Pre-existing condition? No worries!
It’s hardly a badge of honour, but at long last, after an occasionally indulgent life, I have acquired what travel insurers call a pre-existing condition.
You may not regard it as much of a condition. It has come and gone, perhaps never to return, but so far as insurance is concerned, it can be akin to a Mark of Cain.
However, as I’ve just learned, the news is not all bad. If you are straight and disclose the issue depending on age etc., the premium increase may only be marginal - $25 in my case.
It is a complex path to navigate to ensure you have the cover you require and don’t do anything wrong that might deny any claim.
We are headed off to the South Island of New Zealand for ten days before Christmas. I usually get travel insurance for NZ, although given we have reciprocal health arrangements, many do not bother.
But I tend to be a Nervous Nelly, and I figure while a minor injury may be patched up courtesy of the Kiwi taxpayer.
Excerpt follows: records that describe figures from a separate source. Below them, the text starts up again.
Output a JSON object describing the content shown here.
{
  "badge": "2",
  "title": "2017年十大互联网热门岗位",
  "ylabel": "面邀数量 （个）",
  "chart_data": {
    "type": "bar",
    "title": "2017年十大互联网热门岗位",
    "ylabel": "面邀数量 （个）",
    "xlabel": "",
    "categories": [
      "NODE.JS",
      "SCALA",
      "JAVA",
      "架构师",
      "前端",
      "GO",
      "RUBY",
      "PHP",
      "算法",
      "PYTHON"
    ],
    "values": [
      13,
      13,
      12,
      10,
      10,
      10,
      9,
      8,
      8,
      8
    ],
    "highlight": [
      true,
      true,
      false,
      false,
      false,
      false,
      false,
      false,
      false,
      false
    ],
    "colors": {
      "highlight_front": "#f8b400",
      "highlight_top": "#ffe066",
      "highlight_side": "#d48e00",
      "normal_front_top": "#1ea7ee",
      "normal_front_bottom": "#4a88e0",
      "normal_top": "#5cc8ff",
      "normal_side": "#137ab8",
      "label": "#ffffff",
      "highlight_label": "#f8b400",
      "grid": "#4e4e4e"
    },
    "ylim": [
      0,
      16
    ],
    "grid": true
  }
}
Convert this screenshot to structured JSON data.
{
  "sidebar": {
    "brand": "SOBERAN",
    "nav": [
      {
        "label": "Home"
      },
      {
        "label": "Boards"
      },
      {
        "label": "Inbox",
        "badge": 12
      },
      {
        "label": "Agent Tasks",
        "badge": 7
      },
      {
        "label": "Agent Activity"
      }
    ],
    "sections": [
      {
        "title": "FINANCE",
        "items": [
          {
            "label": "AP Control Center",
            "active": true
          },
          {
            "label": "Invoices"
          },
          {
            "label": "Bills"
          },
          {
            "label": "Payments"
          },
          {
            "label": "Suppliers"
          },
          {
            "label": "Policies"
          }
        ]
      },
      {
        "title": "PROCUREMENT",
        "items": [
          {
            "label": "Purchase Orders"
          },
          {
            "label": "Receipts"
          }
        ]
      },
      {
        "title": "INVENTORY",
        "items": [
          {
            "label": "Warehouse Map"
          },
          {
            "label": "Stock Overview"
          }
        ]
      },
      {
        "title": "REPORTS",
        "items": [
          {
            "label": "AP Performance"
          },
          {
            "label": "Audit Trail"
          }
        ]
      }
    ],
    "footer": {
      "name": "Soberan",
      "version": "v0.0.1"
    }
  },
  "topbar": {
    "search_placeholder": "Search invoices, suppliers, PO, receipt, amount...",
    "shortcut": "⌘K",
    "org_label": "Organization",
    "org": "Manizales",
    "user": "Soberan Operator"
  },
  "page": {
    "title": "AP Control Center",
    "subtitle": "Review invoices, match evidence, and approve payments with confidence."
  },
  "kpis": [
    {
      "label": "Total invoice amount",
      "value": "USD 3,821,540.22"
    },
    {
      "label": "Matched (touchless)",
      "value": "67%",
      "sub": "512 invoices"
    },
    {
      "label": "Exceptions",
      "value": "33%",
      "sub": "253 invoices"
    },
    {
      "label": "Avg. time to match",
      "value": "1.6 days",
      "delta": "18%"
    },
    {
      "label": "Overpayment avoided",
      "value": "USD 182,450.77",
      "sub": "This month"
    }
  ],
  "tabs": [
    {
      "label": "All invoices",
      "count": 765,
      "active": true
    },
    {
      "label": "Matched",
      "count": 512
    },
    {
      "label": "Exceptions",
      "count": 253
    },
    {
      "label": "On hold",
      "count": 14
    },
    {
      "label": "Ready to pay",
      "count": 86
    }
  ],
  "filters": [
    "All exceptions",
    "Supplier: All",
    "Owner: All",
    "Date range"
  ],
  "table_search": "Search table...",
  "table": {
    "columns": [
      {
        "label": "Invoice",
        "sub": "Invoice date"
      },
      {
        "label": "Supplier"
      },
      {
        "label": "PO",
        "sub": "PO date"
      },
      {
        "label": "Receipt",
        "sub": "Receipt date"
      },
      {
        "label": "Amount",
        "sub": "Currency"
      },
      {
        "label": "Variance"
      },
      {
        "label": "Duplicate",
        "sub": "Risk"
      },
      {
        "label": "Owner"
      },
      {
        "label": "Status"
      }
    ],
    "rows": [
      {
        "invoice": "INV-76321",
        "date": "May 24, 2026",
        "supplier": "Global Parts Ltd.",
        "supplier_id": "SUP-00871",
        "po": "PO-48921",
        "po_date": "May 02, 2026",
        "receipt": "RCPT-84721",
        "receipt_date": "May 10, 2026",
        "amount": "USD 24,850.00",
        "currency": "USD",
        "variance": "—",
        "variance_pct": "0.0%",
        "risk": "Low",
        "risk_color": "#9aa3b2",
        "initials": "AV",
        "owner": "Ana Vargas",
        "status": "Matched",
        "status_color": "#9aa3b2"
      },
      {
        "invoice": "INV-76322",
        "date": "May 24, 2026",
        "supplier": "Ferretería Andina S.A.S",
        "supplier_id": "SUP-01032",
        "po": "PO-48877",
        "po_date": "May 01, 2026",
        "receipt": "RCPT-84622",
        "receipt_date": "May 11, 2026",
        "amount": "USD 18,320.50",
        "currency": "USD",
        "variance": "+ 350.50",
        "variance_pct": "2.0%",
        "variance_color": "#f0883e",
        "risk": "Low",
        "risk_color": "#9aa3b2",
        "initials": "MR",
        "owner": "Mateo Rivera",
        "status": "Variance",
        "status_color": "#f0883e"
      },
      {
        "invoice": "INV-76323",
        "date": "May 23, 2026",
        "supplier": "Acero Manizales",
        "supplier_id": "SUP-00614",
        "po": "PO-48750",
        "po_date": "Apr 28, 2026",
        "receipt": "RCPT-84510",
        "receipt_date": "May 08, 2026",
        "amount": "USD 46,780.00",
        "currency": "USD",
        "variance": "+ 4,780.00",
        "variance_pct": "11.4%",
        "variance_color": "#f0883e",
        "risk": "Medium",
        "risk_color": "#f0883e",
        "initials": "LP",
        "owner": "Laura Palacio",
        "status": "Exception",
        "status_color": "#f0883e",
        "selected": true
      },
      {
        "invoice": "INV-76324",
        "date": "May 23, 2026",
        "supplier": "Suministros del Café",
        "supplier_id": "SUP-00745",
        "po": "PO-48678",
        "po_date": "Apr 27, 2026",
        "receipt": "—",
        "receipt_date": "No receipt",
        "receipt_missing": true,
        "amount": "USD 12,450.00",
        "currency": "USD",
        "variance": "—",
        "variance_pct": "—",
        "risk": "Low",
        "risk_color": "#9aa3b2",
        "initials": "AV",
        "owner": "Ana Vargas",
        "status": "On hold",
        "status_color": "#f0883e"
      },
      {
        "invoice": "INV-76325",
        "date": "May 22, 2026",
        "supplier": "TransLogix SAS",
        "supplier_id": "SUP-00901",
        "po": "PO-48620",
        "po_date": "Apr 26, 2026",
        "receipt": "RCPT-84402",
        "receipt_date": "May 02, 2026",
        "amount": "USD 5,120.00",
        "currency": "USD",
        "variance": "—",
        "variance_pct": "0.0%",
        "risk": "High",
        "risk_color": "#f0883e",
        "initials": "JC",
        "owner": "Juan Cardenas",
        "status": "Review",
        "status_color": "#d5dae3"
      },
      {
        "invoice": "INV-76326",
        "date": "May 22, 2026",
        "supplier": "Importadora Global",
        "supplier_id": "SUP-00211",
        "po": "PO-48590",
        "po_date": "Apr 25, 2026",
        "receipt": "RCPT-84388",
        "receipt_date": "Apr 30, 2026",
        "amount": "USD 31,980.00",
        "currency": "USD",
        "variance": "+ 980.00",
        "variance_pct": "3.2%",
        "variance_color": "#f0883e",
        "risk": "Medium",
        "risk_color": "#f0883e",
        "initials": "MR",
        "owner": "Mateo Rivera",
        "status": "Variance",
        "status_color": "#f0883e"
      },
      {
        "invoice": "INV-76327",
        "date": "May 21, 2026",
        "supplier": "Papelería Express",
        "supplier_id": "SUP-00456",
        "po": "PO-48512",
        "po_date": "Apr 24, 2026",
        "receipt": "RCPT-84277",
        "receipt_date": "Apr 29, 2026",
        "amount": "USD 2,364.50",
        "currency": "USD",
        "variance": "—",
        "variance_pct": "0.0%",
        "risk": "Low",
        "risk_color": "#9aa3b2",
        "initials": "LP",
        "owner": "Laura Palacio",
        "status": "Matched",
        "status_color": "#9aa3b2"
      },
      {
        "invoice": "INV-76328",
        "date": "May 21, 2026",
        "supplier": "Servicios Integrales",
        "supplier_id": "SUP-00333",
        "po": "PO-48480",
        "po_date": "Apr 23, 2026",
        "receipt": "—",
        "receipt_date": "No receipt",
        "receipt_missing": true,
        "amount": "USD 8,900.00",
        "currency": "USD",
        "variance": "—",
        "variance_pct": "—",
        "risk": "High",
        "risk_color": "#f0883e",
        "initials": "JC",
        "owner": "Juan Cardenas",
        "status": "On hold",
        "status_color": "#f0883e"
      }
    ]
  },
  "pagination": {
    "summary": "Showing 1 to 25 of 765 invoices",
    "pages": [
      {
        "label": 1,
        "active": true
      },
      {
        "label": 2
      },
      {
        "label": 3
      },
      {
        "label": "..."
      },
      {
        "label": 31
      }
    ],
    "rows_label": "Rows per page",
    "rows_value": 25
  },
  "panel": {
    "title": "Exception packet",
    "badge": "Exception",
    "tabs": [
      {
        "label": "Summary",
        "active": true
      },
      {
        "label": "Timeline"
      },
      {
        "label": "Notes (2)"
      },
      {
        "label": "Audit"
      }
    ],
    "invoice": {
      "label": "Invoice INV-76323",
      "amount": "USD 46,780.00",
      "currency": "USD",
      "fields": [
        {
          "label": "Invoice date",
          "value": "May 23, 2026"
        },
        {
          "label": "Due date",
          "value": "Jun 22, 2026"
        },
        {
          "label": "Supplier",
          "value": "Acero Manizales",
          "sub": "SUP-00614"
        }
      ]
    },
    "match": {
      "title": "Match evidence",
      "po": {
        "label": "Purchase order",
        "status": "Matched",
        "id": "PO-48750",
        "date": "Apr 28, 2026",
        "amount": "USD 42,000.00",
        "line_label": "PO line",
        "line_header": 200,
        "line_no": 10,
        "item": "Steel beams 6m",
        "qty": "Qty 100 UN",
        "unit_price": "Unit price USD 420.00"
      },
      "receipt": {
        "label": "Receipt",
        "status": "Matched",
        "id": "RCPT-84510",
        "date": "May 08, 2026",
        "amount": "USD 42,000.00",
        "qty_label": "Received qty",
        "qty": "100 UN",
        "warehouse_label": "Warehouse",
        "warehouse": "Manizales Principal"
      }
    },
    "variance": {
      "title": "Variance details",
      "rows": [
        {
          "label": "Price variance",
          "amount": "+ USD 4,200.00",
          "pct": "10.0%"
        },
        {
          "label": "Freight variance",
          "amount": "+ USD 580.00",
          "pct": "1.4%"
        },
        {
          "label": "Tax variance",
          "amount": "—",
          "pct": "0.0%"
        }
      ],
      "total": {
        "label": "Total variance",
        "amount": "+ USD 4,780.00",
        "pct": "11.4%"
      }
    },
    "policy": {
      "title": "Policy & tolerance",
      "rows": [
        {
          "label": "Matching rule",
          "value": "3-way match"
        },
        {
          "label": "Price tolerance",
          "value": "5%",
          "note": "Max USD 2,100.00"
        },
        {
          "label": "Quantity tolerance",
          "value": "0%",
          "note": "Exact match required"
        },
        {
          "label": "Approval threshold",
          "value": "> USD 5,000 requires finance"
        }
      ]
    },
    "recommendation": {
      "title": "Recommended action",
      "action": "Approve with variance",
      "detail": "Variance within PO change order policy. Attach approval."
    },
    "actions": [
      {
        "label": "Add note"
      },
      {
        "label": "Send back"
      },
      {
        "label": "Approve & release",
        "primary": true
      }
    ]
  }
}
Yet a more significant incident requiring repatriation flights certainly is not.
Read on to discover the gory details of my pre-existing condition. You, too, might have stories about how this particular definition changed your travel plans for better or worse.
I have written before on this blog about how a bout of atrial fibrillation, known as AF in the trade, in which the heart goes slightly haywire, felled me after a distance run.
At that stage, I had already paid for travel insurance for a European trip, and the insurer advised me in writing I did not have to declare this new issue. My cover, if you like, was ‘pre-existing’!
Now while planning the NZ trip, I wondered what I might declare. The heart rhythm of the upper chambers reverted to normal soon after the first and, so far, the last incident of AF.
The quote for the three of us adults for ten days was about $200. I decided to come clean about the AF, which is very common with age and clicked the disclosure box.
There was, on this occasion, no requirement to speak to anyone or show any medical records, although this may not always be the case. I only got a request for another $25 on the premium, which seemed fair enough.
To learn more about insurance and pre-existing conditions, I checked out Compare The Market’s site, which has plenty of info and guidance.
Likewise, the provider 1Cover has plenty about all and most kinds of heart disease, including AF.
In short, a pre-existing condition does not necessarily mean a sky-high premium or refusal to cover, although it may. In not declaring the risk, you may be found out and refused any cover if you come to claim.
Your choice - but has anyone had any other experiences, good or bad, with travel insurance and pre-existing conditions?
Any information contained in this communication is general advice, it does not take into account your individual circumstances, objectives, financial situation or needs.